Séquestre de documents – secret professionnel du notaire – portée géographique de la protection
Aux termes d’une décision du 26 février 2019, consultable sous le lien https://bstger.weblaw.ch/pdf/20190226_BV_2018_29.pdf, la Cour des plaintes du Tribunal pénal fédéral (TPF) a dû se prononcer sur la validité d’un séquestre de documents (art. 46 DPA) couverts par le secret professionnel du notaire. Ces documents avaient été saisis en dehors des locaux du mandataire, dans le cadre d’une procédure de droit pénal administratif ouverte par l’Administration fédérale des contributions (AFC) contre A., en raison de soupçons d’infractions graves à la loi fédérale sur l’impôt fédéral direct (LIFD).
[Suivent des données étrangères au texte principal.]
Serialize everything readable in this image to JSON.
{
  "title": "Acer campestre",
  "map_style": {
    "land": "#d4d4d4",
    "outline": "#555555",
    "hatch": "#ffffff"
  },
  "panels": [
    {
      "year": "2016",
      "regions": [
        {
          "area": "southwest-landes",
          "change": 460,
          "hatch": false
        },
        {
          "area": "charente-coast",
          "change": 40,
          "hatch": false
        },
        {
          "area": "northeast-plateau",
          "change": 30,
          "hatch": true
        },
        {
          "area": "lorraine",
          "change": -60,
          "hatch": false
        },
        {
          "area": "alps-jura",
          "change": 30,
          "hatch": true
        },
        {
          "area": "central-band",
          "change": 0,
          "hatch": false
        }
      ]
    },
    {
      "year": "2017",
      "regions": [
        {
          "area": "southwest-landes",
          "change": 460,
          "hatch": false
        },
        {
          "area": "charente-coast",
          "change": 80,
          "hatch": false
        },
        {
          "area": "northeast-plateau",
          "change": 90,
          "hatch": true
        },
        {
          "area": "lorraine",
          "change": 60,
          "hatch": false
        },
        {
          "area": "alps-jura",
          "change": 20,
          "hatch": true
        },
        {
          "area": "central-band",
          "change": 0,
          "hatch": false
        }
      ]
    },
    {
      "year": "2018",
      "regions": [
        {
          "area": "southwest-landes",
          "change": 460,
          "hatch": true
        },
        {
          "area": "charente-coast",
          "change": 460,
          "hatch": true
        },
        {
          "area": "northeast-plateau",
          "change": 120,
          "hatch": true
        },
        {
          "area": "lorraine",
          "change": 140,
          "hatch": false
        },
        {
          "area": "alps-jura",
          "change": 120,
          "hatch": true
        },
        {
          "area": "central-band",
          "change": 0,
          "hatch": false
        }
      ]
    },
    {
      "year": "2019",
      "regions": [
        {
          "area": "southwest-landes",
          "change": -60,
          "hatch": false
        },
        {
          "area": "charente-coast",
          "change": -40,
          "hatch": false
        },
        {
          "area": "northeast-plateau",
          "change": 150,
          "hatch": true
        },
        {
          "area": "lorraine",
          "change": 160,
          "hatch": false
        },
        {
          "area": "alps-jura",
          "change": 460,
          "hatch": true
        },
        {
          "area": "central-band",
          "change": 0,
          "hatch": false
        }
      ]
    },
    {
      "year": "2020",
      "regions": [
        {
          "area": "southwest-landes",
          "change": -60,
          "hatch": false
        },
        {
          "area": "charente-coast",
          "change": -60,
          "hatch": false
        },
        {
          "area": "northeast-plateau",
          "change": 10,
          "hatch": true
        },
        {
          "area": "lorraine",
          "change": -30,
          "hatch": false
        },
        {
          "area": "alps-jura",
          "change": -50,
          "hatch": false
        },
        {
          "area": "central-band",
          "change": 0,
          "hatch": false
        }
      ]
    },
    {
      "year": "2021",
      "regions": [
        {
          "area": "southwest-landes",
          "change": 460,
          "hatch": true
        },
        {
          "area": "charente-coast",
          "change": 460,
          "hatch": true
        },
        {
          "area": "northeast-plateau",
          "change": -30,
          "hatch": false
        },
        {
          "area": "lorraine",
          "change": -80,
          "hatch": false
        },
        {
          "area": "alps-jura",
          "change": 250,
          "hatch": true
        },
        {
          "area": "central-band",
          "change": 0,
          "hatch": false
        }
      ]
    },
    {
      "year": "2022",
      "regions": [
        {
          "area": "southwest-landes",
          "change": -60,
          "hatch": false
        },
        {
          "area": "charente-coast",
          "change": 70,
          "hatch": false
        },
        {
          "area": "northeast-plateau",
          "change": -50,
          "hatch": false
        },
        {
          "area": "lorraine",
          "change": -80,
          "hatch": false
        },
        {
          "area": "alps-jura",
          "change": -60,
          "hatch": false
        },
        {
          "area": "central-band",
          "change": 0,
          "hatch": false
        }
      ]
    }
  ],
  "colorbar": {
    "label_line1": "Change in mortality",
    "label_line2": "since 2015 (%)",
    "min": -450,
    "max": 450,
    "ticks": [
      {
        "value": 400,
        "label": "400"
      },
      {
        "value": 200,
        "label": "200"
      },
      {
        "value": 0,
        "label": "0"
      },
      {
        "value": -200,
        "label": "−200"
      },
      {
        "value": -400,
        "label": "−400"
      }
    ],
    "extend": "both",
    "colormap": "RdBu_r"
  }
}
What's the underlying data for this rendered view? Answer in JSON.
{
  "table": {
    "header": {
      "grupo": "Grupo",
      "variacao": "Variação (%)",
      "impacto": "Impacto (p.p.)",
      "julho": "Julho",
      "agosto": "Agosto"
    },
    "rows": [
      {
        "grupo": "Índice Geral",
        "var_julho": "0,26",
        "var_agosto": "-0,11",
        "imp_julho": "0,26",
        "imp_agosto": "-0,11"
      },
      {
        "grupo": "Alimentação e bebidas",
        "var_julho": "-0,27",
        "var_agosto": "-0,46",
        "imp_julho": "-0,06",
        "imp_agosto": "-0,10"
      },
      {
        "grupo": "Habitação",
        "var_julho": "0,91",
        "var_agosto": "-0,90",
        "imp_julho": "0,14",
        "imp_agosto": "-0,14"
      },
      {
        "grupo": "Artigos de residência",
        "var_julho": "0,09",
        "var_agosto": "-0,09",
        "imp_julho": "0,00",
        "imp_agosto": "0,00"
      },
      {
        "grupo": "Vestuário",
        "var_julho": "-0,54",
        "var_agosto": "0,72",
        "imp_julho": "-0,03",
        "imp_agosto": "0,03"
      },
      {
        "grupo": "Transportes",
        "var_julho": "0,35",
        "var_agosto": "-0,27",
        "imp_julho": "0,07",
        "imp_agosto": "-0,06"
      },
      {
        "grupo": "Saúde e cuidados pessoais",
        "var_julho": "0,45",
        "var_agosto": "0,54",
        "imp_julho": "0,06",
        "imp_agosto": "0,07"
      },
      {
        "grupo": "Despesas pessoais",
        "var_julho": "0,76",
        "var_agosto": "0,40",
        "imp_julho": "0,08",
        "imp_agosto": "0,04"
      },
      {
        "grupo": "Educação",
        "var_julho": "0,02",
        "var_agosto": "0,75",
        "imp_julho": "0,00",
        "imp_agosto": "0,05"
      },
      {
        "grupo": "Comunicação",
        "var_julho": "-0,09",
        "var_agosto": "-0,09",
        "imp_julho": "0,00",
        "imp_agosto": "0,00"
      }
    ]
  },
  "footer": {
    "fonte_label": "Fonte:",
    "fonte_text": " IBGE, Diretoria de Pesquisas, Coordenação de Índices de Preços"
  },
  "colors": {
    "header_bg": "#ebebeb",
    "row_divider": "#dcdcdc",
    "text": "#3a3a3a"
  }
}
Dans le cadre de cette enquête, le Directeur de l’AFC avait ordonné plusieurs perquisitions, dont la première, exécutée dans les bureaux de l’avocat-notaire Me B., avait débouché en décembre 2016 sur une décision du TPF, constatant l’illicéité du séquestre de deux enveloppes, vu le secret professionnel du notaire qui s’y attachait (BV.2016.21 du 12 décembre 2016). Lors d’une perquisition ultérieure, intervenue en juin 2015, l’AFC avait notamment saisi des fichiers électroniques dans les bureaux du prévenu A. L’un de ces fichiers, daté du 10 octobre 2012, avait pour titre « Disposizioni testamentarie ». Se prévalant de la décision précitée du TPF du 12 décembre 2016, A. avait conclu à la levée du séquestre portant sur le fichier précité, mais l’AFC avait refusé de le retirer du dossier, au motif qu’il proviendrait de la version imprimée des données informatiques saisies dans les bureaux de A. à Genève et ne serait, par conséquent, pas couvert par le secret professionnel des avocats et notaires.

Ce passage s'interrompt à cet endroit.